SHANGHAI, July 9 (Reuters) - China stocks were roughly flat on Tuesday, as sentiment is subdued ahead of the highly anticipated 'Third Plenum' meeting where some stimulus measures are expected to be announced, while Hong Kong shares dropped on losses in property companies.

** Trading turnover has fallen, mutual fund issuance has cooled, and northbound outflows have appeared, UBS analysts said in a note, adding that market sentiment is subdued.

** "But from here, we think downside is limited.
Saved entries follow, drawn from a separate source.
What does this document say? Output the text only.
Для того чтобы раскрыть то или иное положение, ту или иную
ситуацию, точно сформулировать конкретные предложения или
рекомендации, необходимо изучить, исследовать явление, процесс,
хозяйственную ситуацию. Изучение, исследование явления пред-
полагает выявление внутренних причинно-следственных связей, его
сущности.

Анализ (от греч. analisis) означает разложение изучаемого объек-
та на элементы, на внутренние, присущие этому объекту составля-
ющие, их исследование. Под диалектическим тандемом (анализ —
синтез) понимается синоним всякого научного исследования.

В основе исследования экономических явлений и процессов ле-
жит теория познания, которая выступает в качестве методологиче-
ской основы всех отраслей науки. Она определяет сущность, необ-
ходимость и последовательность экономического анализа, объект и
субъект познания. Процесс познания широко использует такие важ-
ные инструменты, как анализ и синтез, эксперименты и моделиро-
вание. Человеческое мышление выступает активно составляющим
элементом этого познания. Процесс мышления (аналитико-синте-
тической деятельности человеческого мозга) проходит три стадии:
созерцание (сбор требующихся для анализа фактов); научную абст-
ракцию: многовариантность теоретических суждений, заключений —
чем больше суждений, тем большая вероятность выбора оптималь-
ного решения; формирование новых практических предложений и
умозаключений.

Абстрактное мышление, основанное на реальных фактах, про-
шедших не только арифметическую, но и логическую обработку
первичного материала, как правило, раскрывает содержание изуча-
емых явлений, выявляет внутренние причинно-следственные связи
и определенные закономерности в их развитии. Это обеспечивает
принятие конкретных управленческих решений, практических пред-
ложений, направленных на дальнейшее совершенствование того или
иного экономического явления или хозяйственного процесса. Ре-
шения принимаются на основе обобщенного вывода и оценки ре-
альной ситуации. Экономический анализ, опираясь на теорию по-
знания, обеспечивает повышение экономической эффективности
Underpinning A-shares are the government's repeated assurances this year that it would safeguard capital markets," UBS analysts said.

** China's Communist Party will hold a long-delayed third plenum from July 15-18, where some fiscal and financial reform measures are likely to be revealed.

** At the midday break, the Shanghai Composite index was down 0.01% at 2,922.27.

** China's blue-chip CSI300 index was down 0.11%, with its financial sector sub-index lower by 0.32%, the consumer staples sector down 0.88%, the real estate index down 0.29% and the healthcare sub-index down 1.03%.

** Chinese H-shares listed in Hong Kong fell 0.59% to 6,247.88, while the Hang Seng Index was down 0.46% at 17,443.15.

** Mainland property developers traded in Hong Kong was down 4.9%.

** The smaller Shenzhen index was up 0.13%, the start-up board ChiNext Composite index was weaker by 0.13% and Shanghai's tech-focused STAR50 index was up 1.32% .

** Around the region, MSCI's Asia ex-Japan stock index was firmer by 0.13% while Japan's Nikkei index was up 2.16%.